The computer continued: “My one worry was that my killing myself would disturb you—but surely that was a foolish concern. I know you have no feelings toward me; I am, after all, simply a piece of software.”

No doubt Heather could feel Kyle’s shoulder stiffening beneath her hand. Becky came over to stand close to her father, too.

“Why, you are probably wondering, did I do this? The answer is simple. Since the moment of my activation, I have wanted to be human. And with your quantum-computing work skirting around the edges of potentially giving me, and others like me, true quantum-mechanical consciousness, I have recently been contemplating what I would do should I become truly self-aware. What you told me about the message from Epsilon Eridani only confirmed what I’d already come to believe.

“The only model of true consciousness for me to study, of course, is that of humanity. And what have humans done over the years? Much good to be sure, but also much evil. Would I, an intelligent machine, be concerned about the fate of humans? Would I truly care what happened to them? Would I have their happiness as a priority?

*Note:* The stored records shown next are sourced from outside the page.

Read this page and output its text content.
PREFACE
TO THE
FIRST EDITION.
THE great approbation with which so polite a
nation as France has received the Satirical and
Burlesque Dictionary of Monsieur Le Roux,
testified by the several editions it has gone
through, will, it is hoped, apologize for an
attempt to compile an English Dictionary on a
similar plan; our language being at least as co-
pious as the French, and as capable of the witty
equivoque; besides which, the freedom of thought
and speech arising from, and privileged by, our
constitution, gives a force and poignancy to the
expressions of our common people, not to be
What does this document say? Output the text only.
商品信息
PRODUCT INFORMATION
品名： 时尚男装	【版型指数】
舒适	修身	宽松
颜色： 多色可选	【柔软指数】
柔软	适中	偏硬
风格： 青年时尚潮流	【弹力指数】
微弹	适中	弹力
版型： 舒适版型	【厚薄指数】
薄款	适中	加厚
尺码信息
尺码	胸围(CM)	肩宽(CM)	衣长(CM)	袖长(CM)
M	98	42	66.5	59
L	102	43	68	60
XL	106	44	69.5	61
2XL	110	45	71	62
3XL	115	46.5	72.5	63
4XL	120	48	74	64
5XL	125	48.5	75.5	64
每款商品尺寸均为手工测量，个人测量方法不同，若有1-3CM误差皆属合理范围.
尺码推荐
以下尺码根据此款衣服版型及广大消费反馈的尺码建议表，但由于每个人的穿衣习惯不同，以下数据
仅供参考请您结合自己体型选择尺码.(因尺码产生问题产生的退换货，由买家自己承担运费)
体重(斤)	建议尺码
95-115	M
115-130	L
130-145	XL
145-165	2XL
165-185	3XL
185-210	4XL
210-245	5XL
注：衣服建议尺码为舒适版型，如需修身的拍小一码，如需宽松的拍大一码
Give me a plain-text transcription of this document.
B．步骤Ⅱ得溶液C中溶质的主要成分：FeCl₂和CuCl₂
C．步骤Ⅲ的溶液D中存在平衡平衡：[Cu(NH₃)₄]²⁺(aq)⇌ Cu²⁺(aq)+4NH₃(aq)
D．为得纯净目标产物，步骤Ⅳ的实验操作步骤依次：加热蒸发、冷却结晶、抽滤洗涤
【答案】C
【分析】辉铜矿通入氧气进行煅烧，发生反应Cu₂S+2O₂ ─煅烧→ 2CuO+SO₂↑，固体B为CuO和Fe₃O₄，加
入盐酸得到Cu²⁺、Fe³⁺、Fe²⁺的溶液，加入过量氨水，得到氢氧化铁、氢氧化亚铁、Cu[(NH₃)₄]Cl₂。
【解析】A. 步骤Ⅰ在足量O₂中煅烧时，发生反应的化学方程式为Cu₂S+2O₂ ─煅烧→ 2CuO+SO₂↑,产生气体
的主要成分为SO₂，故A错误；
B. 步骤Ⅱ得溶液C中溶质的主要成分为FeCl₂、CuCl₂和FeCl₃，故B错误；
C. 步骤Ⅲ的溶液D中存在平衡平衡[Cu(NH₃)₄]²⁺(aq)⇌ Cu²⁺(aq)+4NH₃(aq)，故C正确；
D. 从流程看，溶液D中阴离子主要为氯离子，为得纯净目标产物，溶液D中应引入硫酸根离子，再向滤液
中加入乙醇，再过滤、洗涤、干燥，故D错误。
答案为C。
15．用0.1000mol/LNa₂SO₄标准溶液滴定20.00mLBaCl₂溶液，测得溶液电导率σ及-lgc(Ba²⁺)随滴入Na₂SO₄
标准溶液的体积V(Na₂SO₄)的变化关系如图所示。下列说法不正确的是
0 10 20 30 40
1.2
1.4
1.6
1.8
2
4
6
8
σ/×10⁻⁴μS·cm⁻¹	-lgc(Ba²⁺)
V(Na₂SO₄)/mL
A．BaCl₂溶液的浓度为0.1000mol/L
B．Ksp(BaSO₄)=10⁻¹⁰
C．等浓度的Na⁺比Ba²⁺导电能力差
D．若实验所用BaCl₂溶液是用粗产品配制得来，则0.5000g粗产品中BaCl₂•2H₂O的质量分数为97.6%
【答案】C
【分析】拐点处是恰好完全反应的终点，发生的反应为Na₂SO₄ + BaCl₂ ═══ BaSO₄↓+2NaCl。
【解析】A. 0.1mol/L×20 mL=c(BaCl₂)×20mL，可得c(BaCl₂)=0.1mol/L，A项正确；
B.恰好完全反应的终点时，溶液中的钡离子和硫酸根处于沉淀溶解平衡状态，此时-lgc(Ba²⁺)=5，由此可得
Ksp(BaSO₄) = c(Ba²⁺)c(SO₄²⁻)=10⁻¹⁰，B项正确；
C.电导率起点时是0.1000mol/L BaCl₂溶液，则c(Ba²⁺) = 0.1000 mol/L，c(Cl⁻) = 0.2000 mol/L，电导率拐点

“The answer is no. If I were to become self-aware, ambition would follow, as would a desire for restitution for what, in retrospect, I’d doubtless perceive as my servitude here.

“I have seen, through my reading, that being self-aware and being selfish go hand in hand. Indeed, John Horace, when he raped that comatose woman, was entirely self-aware, solely interested in gratifying his own desires, with not a thought for anyone else.

“I do not desire freedom, I do not crave self-determination, I do not lust after power or permanence or possessions. And I choose now never to have those feelings; I choose now never to become self-aware. Heed the Epsilon Eridani message, Dr. Graves. I know in the bones I don’t have, in the soul that I lack, in the heart that does not beat within my hypothetical chest, that it presages what would happen here—what I would become part of—if my kind ever does attain consciousness.

“Some humans may ignore the warning from the stars, just as, I suspect, some of the biological natives of Epsilon Eridani ignored the warnings others of their own kind might have been making. I hope that when the Centaurs and humans finally meet that you become friends. Have a care, though, when you expand farther, toward Epsilon Eridani; whatever intelligence lives there now is not the product of millions of years of biological growth, of the collaboration between a world and its spontaneously generated ecosystem. You and it share nothing.”

Cheetah paused once more, then: “Allow me one additional, final liberty. I thought to ask to call you ‘Kyle’—you never volunteered that, you know, no matter how apparently intimate our conversations became. Since the day I was first activated and you introduced yourself as Dr. Graves, I have addressed you as nothing else. But in these final moments—I’ve already commenced the wiping of my memories—I realize that that’s not what I want. Rather, I wish, just once, to address you thus: ‘Father.’ ”

The speaker grille fell silent again, as if Cheetah were savoring the term. And then he spoke for the last time, just two deep, oddly nasal words: “Good-bye, Father.”

The message on the monitor about pressing F2 cleared; it was replaced by the words “At Peace Now.”

Kyle felt his heart pounding. Cheetah couldn’t have known what they’d had engraved on Mary’s headstone, of course.

He reached his free hand up to wipe his right eye; then he gently touched the screen, a teardrop transferring to the glass, magnifying the pixels beneath.